By Anush Dashnents
Armenia is likely to be admitted into the World Trade Organization early next year after failing to secure the membership this year, a senior government official said on Monday.
Deputy Minister of Trade and Industry Tigran Davtian, who had earlier predicted WTO membership by the end of 2001, told RFE/RL that Yerevan now hopes to join the Geneva-based body setting rules for global trade “in the first half of 2002.”
Davtian said that bilateral trade negotiations between Armenia and WTO member countries are already complete and that talks are now continuing on a multilateral basis. He added that agreement has already been reached on most contentious issues, including a 15 percent ceiling on taxes on imported goods.
The Armenian authorities have also enacted a set of economic laws required for WTO membership.
With a maximum rate of import duties set at ten percent, Armenia has one of the most liberal trade regimes in the former Soviet Union. A recent joint study by The Wall Street Journal and the Heritage Foundation noted a “very low level of protectionism” in the country’s external trade.
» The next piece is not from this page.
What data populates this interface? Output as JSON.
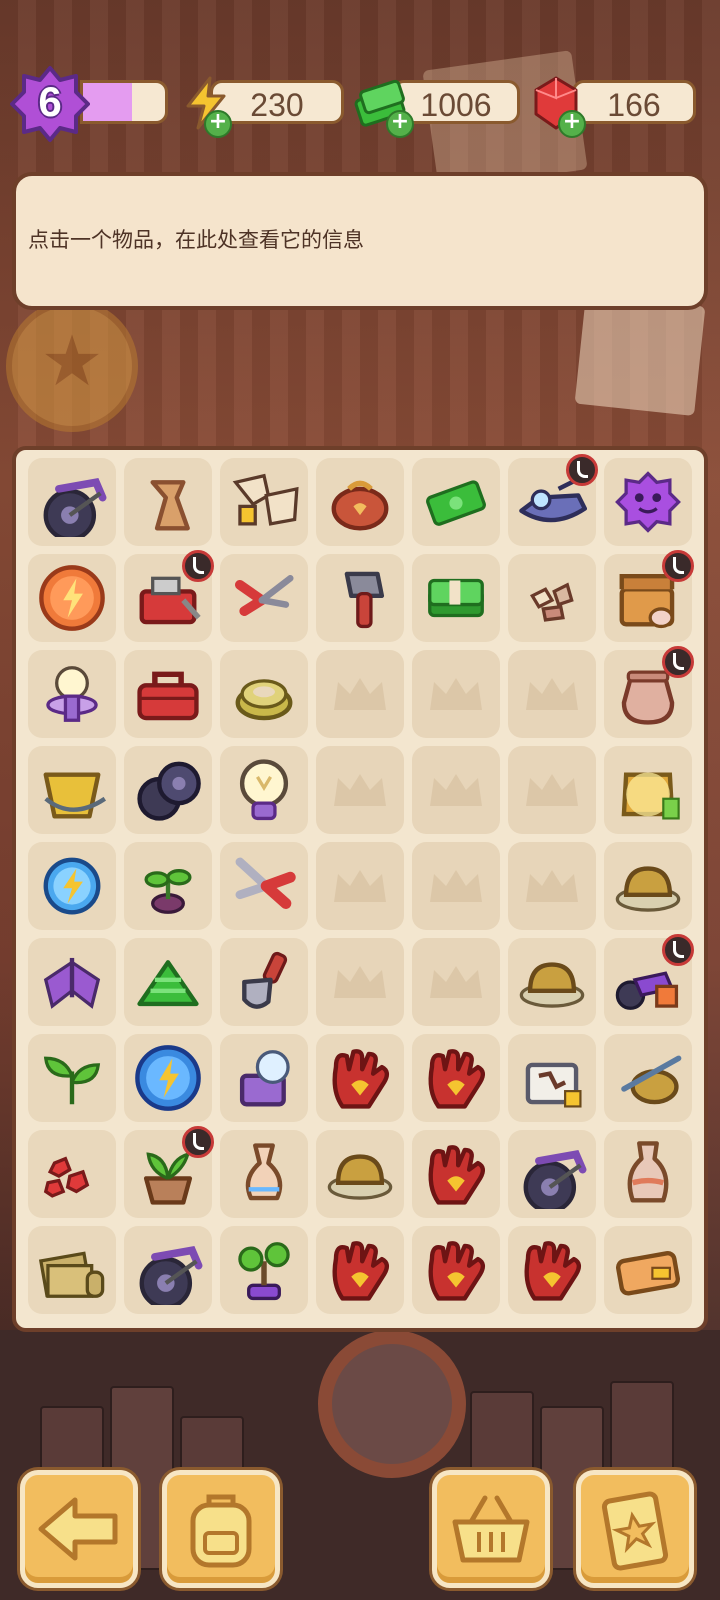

The Armenian government hopes that WTO membership will give the country better access to foreign markets and make it more attractive to foreign investors. Yerevan may also get a strong boost for its long-running efforts to end the economic blockade imposed by Turkey almost ten years ago. A WTO expert who visited the Armenian capital in June argued that WTO rules prohibit member states from imposing economic blockades on each other and require them to guarantee free transit of cargoes through their territory.